Inclined to Liberty by Louis E. Carabini

Inclined to Liberty by Louis E. Carabini

Author:Louis E. Carabini
Language: eng
Format: epub, pdf
ISBN: 9781933550299
Publisher: Ludwig von Mises Institute


19

JOBS AND PROSPERITY

JOBS THEMSELVES DO NOT necessarily create prosperity; prosperity is created by the production of goods and services that people value. Make-work jobs that do not generate goods or services valued by others will not generate prosperity.

To illustrate, let’s say a fire damages a house in a community. The local carpenter is not saddened, since this fire will give him an opportunity to earn a handsome sum. Of course, what the carpenter earns, the homeowner loses. “Well,” you might argue, “it’s a zero-sum game in terms of money, but the carpenter has a job, and it is his work on the house that is a net positive for the community.”

However, the unseen part of the picture is what the carpenter would have been doing if he were not restoring the house. The community is no better off after restoring the house than it was before the destruction. Thus, the community has not gained prosperity.31 If the carpenter had, instead, built a new house, the community would have increased its prosperity by gaining a new house.

One may ask: What if the carpenter were idle at the time of the fire damage to the house? If a given vocation is filled with idle time, it means that the services being offered have a lower preference by consumers than the quantity available. In a community, vocations are chosen that provide services where consumer preferences have eliminated idle time, while the vocations experiencing idle time are avoided. This free-market feedback will lead to a higher overall prosperity of the community, because productivity will progress in the direction of greater preferences that actually reflect the subjective values of individual consumers. Therefore, if idle time were to be filled with make-work projects, the workers attracted to those projects would be diverted from otherwise productive occupations that offered services that consumers prefer.

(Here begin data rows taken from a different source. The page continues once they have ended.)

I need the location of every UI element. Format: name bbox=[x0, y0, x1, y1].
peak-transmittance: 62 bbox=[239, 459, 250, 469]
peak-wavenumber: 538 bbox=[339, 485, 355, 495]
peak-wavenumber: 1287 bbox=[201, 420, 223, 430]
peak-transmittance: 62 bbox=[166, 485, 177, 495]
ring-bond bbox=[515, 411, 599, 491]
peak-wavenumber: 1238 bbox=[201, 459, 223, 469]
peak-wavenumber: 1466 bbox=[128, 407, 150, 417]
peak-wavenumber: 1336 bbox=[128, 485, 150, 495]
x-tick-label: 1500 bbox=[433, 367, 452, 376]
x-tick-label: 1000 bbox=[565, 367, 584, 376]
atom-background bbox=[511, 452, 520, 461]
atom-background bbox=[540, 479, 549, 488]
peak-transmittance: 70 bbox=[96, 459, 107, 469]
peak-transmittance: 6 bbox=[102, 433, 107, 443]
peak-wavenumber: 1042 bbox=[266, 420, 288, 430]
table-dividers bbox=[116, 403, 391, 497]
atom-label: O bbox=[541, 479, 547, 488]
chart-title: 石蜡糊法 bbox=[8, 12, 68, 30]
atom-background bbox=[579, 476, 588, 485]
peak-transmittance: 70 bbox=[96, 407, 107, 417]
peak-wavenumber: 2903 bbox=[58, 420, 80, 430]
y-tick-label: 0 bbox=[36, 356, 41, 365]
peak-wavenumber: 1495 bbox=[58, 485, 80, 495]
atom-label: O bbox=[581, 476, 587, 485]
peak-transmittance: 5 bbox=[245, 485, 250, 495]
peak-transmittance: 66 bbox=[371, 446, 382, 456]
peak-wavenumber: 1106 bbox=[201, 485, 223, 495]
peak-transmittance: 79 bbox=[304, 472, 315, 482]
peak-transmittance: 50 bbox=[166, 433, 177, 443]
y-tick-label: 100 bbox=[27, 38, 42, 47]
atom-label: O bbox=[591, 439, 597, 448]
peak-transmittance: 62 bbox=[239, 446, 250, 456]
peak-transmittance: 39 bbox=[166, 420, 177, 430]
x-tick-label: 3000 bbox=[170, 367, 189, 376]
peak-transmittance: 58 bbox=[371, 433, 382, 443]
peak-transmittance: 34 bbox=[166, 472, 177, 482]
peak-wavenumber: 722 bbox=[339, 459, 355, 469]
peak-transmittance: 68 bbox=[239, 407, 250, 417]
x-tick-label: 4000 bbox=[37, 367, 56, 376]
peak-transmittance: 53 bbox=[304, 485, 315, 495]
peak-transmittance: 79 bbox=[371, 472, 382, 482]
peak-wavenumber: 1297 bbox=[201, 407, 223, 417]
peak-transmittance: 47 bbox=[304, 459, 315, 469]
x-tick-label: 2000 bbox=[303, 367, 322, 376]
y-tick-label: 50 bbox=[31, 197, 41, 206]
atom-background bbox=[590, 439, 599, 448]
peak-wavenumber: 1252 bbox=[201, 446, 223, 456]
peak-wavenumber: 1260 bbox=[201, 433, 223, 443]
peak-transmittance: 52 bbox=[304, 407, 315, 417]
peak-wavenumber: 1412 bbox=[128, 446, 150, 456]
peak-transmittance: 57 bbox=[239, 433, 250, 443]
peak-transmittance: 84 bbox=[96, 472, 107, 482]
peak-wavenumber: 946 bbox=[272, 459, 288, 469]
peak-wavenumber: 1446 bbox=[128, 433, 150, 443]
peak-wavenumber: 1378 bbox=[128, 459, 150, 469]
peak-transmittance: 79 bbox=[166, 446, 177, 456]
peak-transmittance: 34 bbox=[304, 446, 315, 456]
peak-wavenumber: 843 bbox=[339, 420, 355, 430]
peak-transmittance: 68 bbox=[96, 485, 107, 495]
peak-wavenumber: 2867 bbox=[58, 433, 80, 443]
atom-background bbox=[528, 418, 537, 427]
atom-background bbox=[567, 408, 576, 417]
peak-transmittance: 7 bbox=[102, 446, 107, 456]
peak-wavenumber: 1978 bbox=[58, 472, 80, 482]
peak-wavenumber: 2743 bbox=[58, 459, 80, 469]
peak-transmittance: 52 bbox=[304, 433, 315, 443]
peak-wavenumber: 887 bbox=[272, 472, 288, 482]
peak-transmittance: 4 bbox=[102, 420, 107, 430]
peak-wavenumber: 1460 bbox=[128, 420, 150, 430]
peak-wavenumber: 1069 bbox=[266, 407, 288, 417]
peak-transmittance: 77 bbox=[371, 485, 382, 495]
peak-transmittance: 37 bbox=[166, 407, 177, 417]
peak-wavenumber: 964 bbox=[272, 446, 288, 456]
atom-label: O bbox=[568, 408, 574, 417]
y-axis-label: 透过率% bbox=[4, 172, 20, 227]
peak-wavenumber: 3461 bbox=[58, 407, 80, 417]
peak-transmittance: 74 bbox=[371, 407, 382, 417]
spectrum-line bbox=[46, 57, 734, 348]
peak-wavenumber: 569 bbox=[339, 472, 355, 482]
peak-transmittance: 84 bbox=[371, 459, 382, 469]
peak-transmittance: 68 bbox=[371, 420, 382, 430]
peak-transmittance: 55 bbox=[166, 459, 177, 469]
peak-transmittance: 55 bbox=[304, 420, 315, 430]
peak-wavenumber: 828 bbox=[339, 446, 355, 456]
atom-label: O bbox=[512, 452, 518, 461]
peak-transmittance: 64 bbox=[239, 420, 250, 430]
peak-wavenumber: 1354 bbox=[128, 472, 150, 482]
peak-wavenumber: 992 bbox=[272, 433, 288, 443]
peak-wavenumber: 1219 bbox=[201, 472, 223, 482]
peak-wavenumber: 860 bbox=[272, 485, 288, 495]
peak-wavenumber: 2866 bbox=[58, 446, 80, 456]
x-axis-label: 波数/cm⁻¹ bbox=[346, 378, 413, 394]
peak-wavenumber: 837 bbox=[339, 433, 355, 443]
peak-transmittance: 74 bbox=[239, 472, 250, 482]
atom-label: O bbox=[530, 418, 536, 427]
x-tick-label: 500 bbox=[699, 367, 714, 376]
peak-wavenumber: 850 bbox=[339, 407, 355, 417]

If jobs and work are benefits for the community, we could propose burning all the houses to keep all members of the community busy working. We are, of course, struck by the absurdity of such a notion, because common sense tells us so. We envision mass displacement of people in the community who would have to divert their time and energy from their previous activities to tasks that will merely restore their community to its condition before the mass destruction. However, once the restoration begins, some might conclude that all is not bad—after all, everybody is working and earning money. As in wartime, we sense prosperity because we are all hard at work producing tanks, ships, and myriad other war-related materials, but we lose sight of the cars, yachts, and countless other useful goods that do not get produced during that same period and thus cannot be enjoyed. We lose all the unseen things that would have been produced by those soldiers and workers who are now marching, fighting, and laboring for a different purpose.